No one knows exactly how many gang members are in the building trades because the unions have stopped asking about recruits' backgrounds. Some unions even will allow a man to remain a member while in prison — as Frey did for two years — if he pays his monthly dues.

"This is our gang now," Frey said, "in a positive way, though." For decades, membership in the building trades was tightly restricted. Unions controlled most of the work sites throughout Southern California and kept their numbers low.

"You damn near had to be a relative of somebody's," said Jim Watkins, business manager of the Heat and Frost Insulators Local 5 in Azusa, who joined in the 1950s. "It was tight-knit, almost like a lodge."

But by the 1980s, many contractors were bridling at union control. Nonunion contractors had emerged to compete for jobs. Among their employees were inner-city youths and ever-greater numbers of illegal immigrants.

By the early 1990s, veteran union members were retiring and membership fell, while work and nonunion contractors flourished.

"When we controlled 80 percent of the work, we were very cocky," Watkins said. "When we went down to 20 percent, we started re-evaluating."

A new generation of union leaders opened membership to almost anyone who wanted to work hard. They began recruiting aggressively in the inner city. Some stopped requiring a high school diploma or even that apprentices speak English.

Among those who responded were men with gang and criminal records and few options.

"These are the people who are undermining (unions) by going to work for nonunion contractors at much lower wages, with no benefits," said Sharon Delugach, staff director of the UCLA Downtown Labor Center. "Nobody likes change and these (union) guys like change less than anyone, but it's in their self-interest" to recruit in inner-city neighborhoods.

But there are problems with the more open approach. Since Sept. 11, many sensitive work sites — including government buildings, shipyards, chemical and nuclear plants, police departments and schools — require extensive background checks of workers. Those checks screen specifically for illegal immigrants and ex-convicts.

Not all gang members thrive in unions. Some take orders poorly, chafe at getting up at 4:30 a.m. and are happier selling drugs.

"It's hard for you to rip yourself away from it," said Armando Valadez, 33, who spent his first three years as an apprentice heat-and-frost insulator. "Every Friday (after work) I'd go and see some of my homies. I had a son, a wife and a union job. Still the gang was stronger."

Frey, the former Crip, was facing a drug possession charge when he joined the Steamfitters. He was convicted about a year into his apprenticeship program and sentenced to two years in prison.

He spoke with union officials, who gave him a leave of absence.

In prison, "I had time to sit down and say, 'Where are your priorities, Albert?' " said Frey, 40, married with three children. "You're getting too old."

Since his release last year, Frey said, he has left his gang activities and drug dealing behind and is now determined to finish his apprenticeship.

For those with prison records, he said, the building trades "are the only places that accept us."

Silva is in the last six months of his four-year apprenticeship.
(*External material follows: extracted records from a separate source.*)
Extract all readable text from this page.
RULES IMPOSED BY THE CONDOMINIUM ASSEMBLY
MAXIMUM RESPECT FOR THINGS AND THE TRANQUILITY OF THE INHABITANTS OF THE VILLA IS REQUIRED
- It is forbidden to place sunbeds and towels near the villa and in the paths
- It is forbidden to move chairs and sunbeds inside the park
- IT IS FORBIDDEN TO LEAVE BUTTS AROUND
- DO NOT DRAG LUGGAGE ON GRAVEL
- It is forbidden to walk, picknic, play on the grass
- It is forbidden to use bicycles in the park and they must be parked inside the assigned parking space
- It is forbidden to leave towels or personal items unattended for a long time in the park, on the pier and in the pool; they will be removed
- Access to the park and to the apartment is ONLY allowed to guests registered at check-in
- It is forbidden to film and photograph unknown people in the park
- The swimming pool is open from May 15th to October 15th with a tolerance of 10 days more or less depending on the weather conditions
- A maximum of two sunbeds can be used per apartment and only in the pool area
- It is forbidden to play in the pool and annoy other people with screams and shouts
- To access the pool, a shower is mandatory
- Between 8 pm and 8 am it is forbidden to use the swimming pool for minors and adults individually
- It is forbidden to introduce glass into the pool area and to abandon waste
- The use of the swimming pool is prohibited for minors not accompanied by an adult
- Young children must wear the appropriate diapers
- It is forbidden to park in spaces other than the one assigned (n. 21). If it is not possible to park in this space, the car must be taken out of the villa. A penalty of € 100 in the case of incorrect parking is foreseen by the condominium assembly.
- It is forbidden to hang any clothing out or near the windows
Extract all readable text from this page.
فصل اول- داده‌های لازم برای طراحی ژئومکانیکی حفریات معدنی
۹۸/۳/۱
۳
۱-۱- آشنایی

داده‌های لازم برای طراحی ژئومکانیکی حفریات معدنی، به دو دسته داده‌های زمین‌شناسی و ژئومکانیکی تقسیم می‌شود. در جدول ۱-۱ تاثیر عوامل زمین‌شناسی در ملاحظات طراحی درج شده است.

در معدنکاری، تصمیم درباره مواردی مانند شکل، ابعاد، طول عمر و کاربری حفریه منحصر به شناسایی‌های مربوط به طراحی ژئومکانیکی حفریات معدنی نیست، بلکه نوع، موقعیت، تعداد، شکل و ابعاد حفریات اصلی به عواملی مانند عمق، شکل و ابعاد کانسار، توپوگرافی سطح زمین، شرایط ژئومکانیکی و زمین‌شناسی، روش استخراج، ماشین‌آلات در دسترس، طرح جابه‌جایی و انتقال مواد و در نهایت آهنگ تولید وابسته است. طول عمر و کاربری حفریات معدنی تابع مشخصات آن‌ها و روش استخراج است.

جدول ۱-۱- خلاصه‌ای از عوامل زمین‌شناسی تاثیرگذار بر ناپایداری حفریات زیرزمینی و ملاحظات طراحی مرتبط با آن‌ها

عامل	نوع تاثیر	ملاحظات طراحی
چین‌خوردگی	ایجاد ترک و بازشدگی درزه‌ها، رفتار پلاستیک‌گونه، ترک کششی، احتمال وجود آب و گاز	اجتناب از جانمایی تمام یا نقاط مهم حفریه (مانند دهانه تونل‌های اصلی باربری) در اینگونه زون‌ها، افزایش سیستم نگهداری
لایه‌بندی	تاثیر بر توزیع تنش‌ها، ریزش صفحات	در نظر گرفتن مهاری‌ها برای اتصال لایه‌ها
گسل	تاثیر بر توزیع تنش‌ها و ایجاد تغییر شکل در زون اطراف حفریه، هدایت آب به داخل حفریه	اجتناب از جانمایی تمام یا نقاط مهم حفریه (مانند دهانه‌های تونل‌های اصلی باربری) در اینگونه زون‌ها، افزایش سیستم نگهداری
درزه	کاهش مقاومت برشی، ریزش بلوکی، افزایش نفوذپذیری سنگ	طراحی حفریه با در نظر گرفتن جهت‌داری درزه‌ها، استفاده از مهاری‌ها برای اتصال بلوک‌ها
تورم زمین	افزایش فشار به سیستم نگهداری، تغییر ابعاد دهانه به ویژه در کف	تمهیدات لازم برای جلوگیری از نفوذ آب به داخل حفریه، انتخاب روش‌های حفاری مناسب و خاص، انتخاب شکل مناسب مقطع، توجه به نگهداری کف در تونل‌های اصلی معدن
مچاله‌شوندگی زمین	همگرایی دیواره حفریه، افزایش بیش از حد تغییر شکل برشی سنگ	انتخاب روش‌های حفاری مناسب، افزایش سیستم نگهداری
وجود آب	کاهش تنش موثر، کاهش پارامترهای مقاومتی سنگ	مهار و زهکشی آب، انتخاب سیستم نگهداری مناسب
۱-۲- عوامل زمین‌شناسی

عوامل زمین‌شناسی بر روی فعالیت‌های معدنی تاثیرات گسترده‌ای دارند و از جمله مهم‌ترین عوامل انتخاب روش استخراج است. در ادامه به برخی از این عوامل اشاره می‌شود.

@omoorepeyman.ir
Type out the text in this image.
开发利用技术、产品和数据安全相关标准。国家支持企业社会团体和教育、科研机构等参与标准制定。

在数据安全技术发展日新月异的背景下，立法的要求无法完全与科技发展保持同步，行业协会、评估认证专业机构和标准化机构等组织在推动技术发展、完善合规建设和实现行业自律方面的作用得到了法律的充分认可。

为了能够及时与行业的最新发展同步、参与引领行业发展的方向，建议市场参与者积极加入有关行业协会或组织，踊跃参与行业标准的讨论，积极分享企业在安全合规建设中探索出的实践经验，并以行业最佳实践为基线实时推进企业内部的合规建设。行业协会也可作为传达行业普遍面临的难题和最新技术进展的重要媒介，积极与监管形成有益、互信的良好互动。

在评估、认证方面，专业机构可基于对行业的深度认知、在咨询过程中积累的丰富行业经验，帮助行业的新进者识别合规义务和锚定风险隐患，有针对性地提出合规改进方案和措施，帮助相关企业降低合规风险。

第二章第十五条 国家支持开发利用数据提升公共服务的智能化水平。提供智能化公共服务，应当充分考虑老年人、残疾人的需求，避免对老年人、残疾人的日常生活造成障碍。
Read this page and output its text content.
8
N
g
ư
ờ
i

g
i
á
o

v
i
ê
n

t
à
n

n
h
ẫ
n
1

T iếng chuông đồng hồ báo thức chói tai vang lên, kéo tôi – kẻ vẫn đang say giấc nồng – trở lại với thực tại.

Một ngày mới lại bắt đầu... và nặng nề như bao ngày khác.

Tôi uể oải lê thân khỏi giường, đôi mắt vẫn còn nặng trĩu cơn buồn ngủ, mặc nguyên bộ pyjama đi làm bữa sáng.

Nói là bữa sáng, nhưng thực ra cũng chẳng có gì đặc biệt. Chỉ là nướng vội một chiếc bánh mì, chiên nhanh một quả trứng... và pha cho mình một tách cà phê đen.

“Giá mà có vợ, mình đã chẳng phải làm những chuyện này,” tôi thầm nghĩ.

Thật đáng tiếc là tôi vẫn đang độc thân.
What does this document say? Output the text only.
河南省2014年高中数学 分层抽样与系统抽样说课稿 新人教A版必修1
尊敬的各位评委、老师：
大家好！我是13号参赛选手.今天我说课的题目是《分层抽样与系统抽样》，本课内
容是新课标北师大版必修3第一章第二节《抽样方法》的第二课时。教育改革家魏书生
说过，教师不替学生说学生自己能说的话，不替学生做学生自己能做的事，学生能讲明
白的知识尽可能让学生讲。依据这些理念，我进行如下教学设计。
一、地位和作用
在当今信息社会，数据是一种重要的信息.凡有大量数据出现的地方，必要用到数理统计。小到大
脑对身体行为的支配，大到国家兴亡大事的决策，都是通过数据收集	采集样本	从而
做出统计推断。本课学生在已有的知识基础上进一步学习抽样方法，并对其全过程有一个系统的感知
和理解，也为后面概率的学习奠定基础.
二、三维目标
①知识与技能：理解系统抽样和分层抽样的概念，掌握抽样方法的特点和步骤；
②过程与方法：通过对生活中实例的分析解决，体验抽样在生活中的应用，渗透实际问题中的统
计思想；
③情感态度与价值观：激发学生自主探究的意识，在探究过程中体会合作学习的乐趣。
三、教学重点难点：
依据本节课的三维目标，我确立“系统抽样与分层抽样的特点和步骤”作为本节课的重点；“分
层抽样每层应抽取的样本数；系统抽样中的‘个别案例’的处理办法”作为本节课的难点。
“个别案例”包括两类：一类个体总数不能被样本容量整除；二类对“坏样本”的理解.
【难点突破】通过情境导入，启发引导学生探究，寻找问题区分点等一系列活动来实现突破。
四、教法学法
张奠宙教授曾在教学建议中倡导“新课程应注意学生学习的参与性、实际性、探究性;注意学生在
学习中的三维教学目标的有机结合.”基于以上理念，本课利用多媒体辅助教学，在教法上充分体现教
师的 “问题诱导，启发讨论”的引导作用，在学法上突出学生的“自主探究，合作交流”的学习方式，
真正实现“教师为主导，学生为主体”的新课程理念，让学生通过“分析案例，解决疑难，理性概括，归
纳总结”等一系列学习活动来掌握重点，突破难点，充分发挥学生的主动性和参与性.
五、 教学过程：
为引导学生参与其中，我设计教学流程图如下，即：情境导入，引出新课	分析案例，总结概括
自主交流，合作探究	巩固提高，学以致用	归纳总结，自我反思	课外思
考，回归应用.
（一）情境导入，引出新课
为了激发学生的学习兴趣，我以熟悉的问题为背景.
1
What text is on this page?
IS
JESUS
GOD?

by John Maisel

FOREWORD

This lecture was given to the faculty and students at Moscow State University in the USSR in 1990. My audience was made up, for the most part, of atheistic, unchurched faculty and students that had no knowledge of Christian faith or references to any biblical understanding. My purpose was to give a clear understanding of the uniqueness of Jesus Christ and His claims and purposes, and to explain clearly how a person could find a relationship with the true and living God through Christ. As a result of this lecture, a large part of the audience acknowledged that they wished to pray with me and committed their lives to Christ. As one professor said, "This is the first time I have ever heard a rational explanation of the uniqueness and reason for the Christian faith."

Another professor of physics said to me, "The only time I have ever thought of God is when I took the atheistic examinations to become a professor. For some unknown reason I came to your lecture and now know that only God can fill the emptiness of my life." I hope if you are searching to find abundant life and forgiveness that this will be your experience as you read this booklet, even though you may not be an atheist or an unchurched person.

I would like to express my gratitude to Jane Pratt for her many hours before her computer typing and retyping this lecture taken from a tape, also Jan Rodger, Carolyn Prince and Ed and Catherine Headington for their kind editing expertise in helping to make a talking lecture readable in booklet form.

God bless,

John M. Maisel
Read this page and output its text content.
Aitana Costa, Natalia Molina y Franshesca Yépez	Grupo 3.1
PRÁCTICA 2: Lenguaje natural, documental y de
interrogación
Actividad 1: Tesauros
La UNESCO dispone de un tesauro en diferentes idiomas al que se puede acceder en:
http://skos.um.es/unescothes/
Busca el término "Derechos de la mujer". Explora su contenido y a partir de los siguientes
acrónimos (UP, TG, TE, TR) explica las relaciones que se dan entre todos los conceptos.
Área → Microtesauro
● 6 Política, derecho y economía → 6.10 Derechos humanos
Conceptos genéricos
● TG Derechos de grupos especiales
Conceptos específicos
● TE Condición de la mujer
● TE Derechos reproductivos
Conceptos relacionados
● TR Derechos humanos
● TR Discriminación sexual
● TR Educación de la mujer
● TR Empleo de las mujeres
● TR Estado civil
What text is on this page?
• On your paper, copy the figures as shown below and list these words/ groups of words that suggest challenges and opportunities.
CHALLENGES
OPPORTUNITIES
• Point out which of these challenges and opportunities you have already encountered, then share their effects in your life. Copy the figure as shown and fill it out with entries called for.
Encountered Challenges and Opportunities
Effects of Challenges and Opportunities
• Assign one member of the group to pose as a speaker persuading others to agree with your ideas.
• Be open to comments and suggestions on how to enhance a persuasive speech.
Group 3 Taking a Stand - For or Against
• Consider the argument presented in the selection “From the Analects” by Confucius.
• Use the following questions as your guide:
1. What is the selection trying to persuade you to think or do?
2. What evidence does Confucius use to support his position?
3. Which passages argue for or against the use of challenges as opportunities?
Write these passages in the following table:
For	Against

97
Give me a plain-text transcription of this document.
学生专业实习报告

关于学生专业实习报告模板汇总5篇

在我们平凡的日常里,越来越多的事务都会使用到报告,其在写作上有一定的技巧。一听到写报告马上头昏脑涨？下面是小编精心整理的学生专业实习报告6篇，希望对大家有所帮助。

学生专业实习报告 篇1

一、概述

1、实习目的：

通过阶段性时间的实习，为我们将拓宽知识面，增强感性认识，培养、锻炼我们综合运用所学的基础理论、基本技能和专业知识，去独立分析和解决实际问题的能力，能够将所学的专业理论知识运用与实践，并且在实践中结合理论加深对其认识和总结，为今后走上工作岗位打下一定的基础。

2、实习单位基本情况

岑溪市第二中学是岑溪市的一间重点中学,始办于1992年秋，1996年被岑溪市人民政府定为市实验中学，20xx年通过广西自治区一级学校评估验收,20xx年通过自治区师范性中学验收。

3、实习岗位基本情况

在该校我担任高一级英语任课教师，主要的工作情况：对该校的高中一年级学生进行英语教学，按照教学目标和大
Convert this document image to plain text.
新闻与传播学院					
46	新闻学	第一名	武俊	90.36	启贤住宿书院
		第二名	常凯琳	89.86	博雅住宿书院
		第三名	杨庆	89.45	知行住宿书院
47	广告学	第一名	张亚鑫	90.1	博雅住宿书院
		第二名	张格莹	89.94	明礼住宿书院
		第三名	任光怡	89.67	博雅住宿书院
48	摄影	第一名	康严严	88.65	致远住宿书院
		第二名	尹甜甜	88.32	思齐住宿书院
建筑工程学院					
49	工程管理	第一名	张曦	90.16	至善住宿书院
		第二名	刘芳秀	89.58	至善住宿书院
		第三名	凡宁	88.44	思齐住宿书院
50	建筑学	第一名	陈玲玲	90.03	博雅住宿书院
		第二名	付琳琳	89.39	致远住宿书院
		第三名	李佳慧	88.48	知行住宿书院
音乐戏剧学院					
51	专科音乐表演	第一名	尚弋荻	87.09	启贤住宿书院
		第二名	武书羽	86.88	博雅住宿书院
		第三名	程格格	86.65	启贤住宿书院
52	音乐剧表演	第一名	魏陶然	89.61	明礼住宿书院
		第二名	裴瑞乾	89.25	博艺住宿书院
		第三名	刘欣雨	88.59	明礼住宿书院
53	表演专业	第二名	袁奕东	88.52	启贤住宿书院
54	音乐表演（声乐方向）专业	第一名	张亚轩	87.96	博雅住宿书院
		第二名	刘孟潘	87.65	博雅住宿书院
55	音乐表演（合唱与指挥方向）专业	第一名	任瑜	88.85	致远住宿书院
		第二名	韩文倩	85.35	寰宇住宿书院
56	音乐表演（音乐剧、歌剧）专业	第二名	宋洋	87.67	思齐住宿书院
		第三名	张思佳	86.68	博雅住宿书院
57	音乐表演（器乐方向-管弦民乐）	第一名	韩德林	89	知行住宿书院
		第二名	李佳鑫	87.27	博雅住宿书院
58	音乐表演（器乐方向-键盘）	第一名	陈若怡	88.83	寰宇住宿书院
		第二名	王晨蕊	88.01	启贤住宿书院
As a journeyman, his wages and benefits eventually will reach $49 an hour.

"My eyes get a little watery, where I was a few years ago and where I'm at now," he said. "It's like another opportunity of life. I'm proud to be an ironworker."

Union leaders say most gang members leave their affiliations at home and that work sites are remarkably free of street rivalries. The Ironworkers Union, in particular, has gone after gang members and parolees for work that is hard and often dangerous, laboring on bridges and soaring office towers.

"They take that street toughness that puts them into Corcoran or Pelican Bay (state prisons) and put it into this," said Robbie Hunter, president of the Ironworkers Union. "The electricians require algebra and all that. What we require is no fear. They're perfect for us."